Muscles

 
by Claire Charnley and Lisa Watts
Leeds City Art Gallery 9 April 7 June 1998

This show is sited in an upstairs, top-lit room of Leeds City Art Gallery. The space, which usually houses the maquette of Antony Gormley's brick man that never was, has been given over to an investigation of the body and its manipulation. Unlike the three-dimensional mass of the brick body, Charnley and Watts' work consists of flat photographic images that have been stretched around 16 cylindrical pillars. Consequently the viewer has to walk around each pillar in order to see the entire image, a process which plays with the potential of three-dimensionality. The pillars are about 8 feet high and placed in a regulated grid pattern in the room. The architectural pillars of this late Victorian civic gallery are smooth, polished limestone and classical in style. The stark blackness and form of Muscles' pillars with their straight shafts and box capitals and bases resonate with these surroundings.
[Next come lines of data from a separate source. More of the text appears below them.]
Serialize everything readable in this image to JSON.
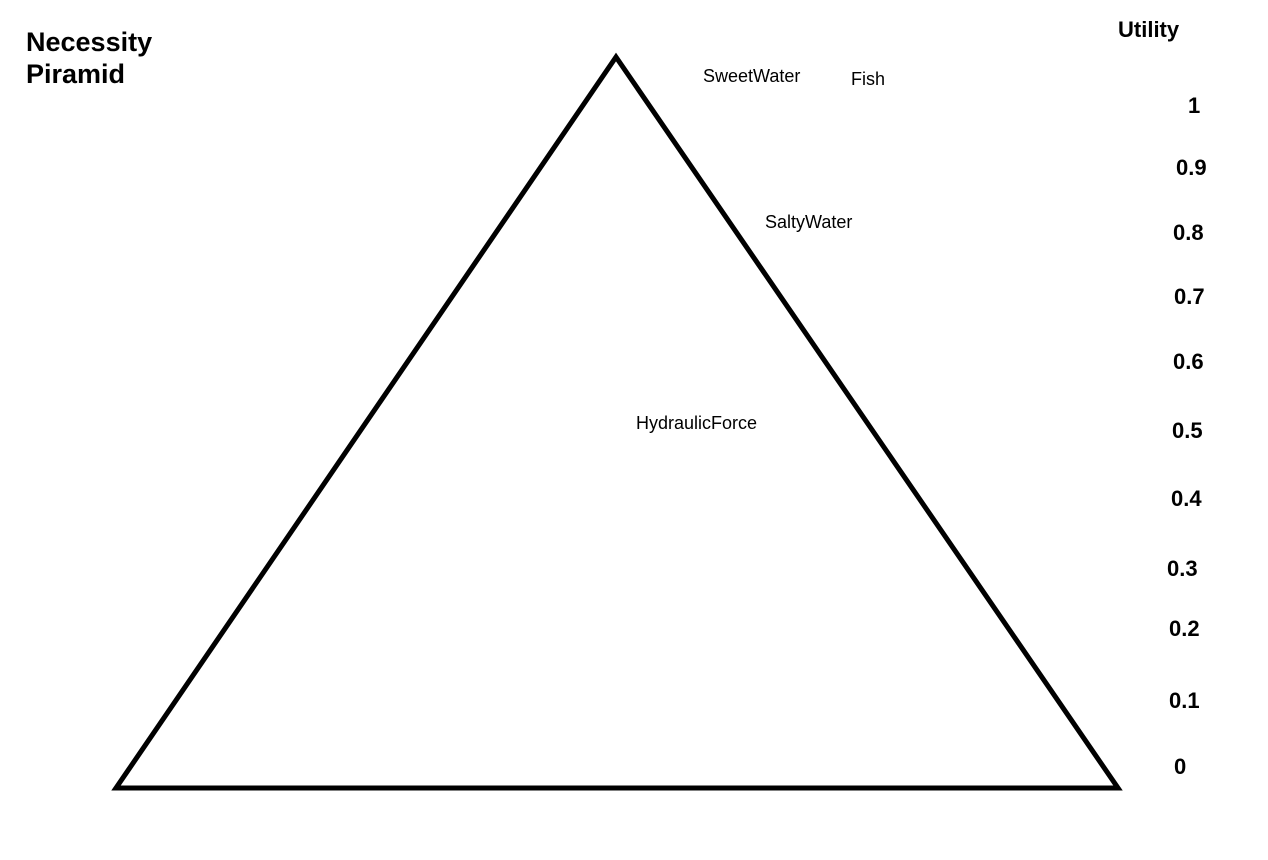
{
  "title": {
    "line1": "Necessity",
    "line2": "Piramid"
  },
  "axis": {
    "title": "Utility",
    "ticks": [
      "1",
      "0.9",
      "0.8",
      "0.7",
      "0.6",
      "0.5",
      "0.4",
      "0.3",
      "0.2",
      "0.1",
      "0"
    ]
  },
  "items": [
    {
      "label": "SweetWater"
    },
    {
      "label": "Fish"
    },
    {
      "label": "SaltyWater"
    },
    {
      "label": "HydraulicForce"
    }
  ]
}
The photographs are of a woman dressed in gym gear whose body image has been digitally manipulated on a computer to stretch around the cylinder. In some cases her body parts fold round to meet themselves; arms and legs are elongated giving a sense of beginning and ending becoming melded. In others they are simply stretched to appear grotesque such as in the image entitled Double Breast which was used to advertise the exhibition. The expressions on the woman's face range from a grimace of pain at the exertion to a grin of delight. Based on the artists' experiences in the gym of (in particular women's) bodybuilding, Muscles has itself been formed to 'explore different perspectives on the body.' The manipulations show the process of how shape can be moulded during the body building experience. The spatial regularity of the pillars themselves works well to juxtapose the idea of uniformity with distortion, both features of this process.

The notion of the grotesque, something, which is often attributed to the culture of body building, is referred to in the accompanying text for the exhibition. Bakhtin analysed the Renaissance treatment of the grotesque by the writer Rabelais as 'a bodily and popular corrective to individual idealistic and spiritual pretence'. Muscles has introduced a way of looking at these ideas and involves an element of humorous (self) reflection. Perhaps this can be taken further by working in the realm of collective activity in gyms and witnessing the phenomenon of bodybuilding in its own cultural context. Other places where the grotesque and body manipulation feature can be seen as part of this context. Sky TV's wrestling programmes with its use of people of contrasting body sizes is one. There is a lot of potential within a thematics of body image and manipulation in contemporary art production and performance to look at those instances where the 'body beautiful' meets the 'grotesque'. The whole notion of definition is certainly on the agenda for further investigation and thought in art practice.